Covid has shown us how important digitisation is to Building Back Better
Matthew Elliott, Senior Political Adviser
Boris Johnson’s first telephone call with Joe Biden in the White House reportedly included some joshing over which of them had first used the phrase ‘Build Back Better’. Whether it was the Prime Minister or the President, it is set to be the leitmotif of the global post-Covid recovery. Economies have been devastated, individuals have made enormous sacrifices, so it is right that every effort is made to improve people’s lives after the pandemic.
The Government recently set up a ‘Build Back Better Council’ to assist them with this task. Unlike previous No10 business councils, and fittingly for the urgency of the task, this council is both time limited to one year, and action orientated to the post-Covid recovery.
There have been precious few positives about the past year, but the lockdowns have forced us all to hone our technological skills and embrace digital transformation. From families using Zoom to keep in touch with loved ones, to offices migrating their systems from filing cabinets to cloud storage, we have seen a decade’s worth of progress take place in a year.
This has applied in the public sector as much as it has in the private and family setting. The UK is actually one of the leading implementers of ‘electronic government’ according to the United Nations E-Government Surveys. Over the past five years, UK government spending on technology has risen consistently – up 10 per cent over the past year alone to £1.93billion. This uptick is across all departments, with the Home Office, Ministry of Justice and NHS Digital being notable leaders.
At this point, some may argue that this money over the last year would have been better directed to the front line of fighting Covid. But the pandemic actually spurred most countries to accelerate their digital government strategies, as part of this war effort. In the UK, for example, digital specialists and data analysis resources have been key to the success of such initiatives as the NHS Home Testing Service.
One such company is Kainos Software, who have been one of the leading suppliers of digital services to the UK Government as measured by cumulative spend since 2014. Throughout the Covid crisis, Kainos has used their data collection and analysis skills to deliver multiple projects, including more accurately allocating NHS beds, oxygen and PPE to the hospitals that need them most, more rapidly reporting the condition of particular sectors of the economy to enable agile policy-making such as the furlough scheme, and more precisely forecasting the likely development of Covid in local areas through the NHS Early Warning System.
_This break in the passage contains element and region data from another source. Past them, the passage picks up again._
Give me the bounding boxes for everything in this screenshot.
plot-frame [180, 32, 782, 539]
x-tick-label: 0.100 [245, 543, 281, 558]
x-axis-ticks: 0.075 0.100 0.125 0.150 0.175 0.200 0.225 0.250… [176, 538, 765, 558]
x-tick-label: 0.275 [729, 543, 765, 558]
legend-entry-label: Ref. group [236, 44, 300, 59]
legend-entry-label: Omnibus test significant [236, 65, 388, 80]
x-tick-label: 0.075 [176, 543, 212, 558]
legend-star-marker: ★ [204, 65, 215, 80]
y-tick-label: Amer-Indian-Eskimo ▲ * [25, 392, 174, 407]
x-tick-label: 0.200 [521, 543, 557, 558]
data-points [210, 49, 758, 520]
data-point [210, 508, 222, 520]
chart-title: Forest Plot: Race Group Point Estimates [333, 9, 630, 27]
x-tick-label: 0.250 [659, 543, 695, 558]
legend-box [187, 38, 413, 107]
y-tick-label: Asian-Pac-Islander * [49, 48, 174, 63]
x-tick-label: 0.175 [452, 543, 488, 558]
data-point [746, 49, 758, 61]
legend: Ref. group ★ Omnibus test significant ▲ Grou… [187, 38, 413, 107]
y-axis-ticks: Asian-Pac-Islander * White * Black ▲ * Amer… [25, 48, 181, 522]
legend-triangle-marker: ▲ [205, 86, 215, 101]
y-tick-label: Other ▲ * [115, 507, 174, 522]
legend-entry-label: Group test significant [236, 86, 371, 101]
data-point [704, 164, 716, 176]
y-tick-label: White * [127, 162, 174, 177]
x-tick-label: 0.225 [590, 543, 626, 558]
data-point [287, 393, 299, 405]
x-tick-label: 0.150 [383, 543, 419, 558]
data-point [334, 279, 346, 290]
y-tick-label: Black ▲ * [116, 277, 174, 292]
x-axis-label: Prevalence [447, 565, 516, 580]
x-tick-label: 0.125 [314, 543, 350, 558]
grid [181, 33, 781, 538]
As a Belfast-founded, UK-headquartered, £1.5billion market capitalised business, Kainos is the archetypal UK SME – one of the “engine rooms of our economy”, as the Prime Minister would describe it. This company is, of course, just one example of many UK SMEs who have been able to rapidly supply digital transformation services in aid of the pandemic response. Another example is MadeTech, who took just 48 hours to develop an open-source virtual visit service to connect hospital patients with loved ones during the peak of the epidemic.
The awarding of public sector contracts to UK SMEs is an important focus for our post-Covid recovery, enabling small to medium sized enterprises to build back from a turbulent year, and Government to utilise their much-needed services and valuable expertise.
With the clock ticking down on the Brexit negotiations, and the mutant strain of Covid emerging pre-Christmas, few noticed the launch of the Green Paper on Transforming Public Procurement in mid-December. The report included many strong proposals for improving the procurement system – which I know from my time as CEO of the TaxPayers’ Alliance is overdue for radical reform – but its treatment of SMEs was the proposal that deserves special mention.
The proposed new system – which is open for consultation until the 10th March – aims to make it simpler for small businesses and voluntary, charitable and social enterprises to compete for public contracts. It will establish a single platform for supplier registration, and a new Government purchasing system to cover all types of procurement, not just commonly used goods and services. The aim of these changes is to ensure that it is quicker, simpler and cheaper to participate, thereby encouraging more SMEs to bid for and win public contracts.
Technology is one area where good progress has already been made. The latest figures show that almost half the Government’s digital transformation spend went directly to SMEs, for example. And it is excellent that companies like Kainos (who have had three earnings upgrades throughout their 2020/21 financial year) will face fewer hurdles in the months and years to come.
With the Covid crisis reaching its end, the Government is right to turn its focus to Building Back Better. There are many important aspects to this, including levelling-up and the net-zero agenda, but digital transformation and using public procurement to encourage home-grown SMEs are two aspects we should continue to keep sight of as we begin to put 2020 behind us.